Kat seemed to be sleeping.

He eased down, making as little noise as possible.

“You do this for a living,” Kat said.

Murdock grinned. “Hell no, I do it for the amazing high it boots me to. I’m a thrill junkie, didn’t you know? There’s no war on, so what’s a fighting man to do? I’m too chicken to start my own war.”

Kat laughed. “Yeah, you say.” She watched him in the full daylight now that filtered into the shaded areas under the thin canopy. “What are you going to do when you grow up?” she asked.

“I don’t know, Kat. I might learn how to tear apart weapons of mass destruction just for the thrill of it. Why do you risk life and limb just to rip apart nukes?”

“I get this amazing high, like a thousand sexual climaxes all at once. I’m a thrill junkie.”

They both chuckled.

“A thousand climaxes?” Murdock said.

“It was a figure of speech.”

“Oh, good, otherwise I figure you must have exploded.”

“You do have a good imagination, I like that.”

“Careful, Dr. Garnet, we still could be expendable.”

“Yeah, Murdock, but what a way to go. I figured I was doing mankind a favor by deactivating some nukes. But over here we just saved what I figure is at least a million lives. Iran would have dropped a bomb on some mid-sized Arab city, I’m sure. A million Arabs we saved. Now they’re trying to kill us.”

“Fortunes of war, Kat. And don’t doubt it, this is a war. You ready for a nap? I sure am.”

Kat grinned. “Does this mean I’m sleeping with you?”

Murdock laughed. “More like sleeping near me. Remember I still outrank you by date of commission.”

“Good night, David.”

“Good night, Chet, and you’re too young to remember them,” Murdock said.

“My dad’s first name is Chet. He told me about them.”

Murdock thought he’d just got to sleep when his Motorola clicked three times. That would be Doc. He eased away from the sleeping Kat and worked out of the brush, and down where Doc had emerged earlier. He saw Joe Douglas on watch, and crawled in where he saw Doc and Ken Ching.

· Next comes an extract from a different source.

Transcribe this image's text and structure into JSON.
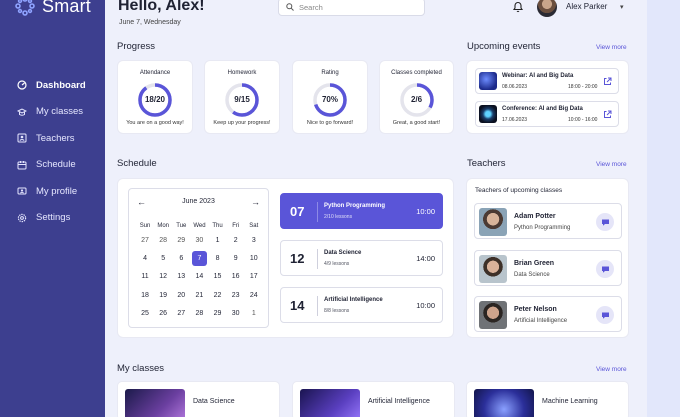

“Hey, L-T. Ken’s got Magic under again. I figure I’ll use a tourniquet around his thigh above the wound to try to slow bleeding. I’ve got two pocket knives and my K-bar. First I’ll
use the wire probe from my kit, and see if I can find the damn bullet.”

Chin held a three-inch hand mirror. He caught a beam of sunlight and bounced it directly on the wound. Doc took a six-inch-long piece of stiff spring steel wire, and gently probed it into the wound. It began bleeding.

He pushed the wire in farther and farther.

“Damn, four inches, and I don’t feel a thing.” He stopped. “There. I can feel it. Christ, I found the bullet. It’s four inches in there.” Doc wiped sweat off his forehead. He took the long-handled surgical pliers, which were slender and had an inch-long grasping head on them. He pressed the head of the tool into the wound. It bled more.

Ching soaked up the blood with a white T-shirt.

Doc sweated.

He pushed the forceps in deeper.

Blood spurted. Ching covered it.

“Another damn inch. Am I killing him? Damn, I’ve never dug into a body this way before.”

“Do it, Doc, or he loses the leg,” Murdock said.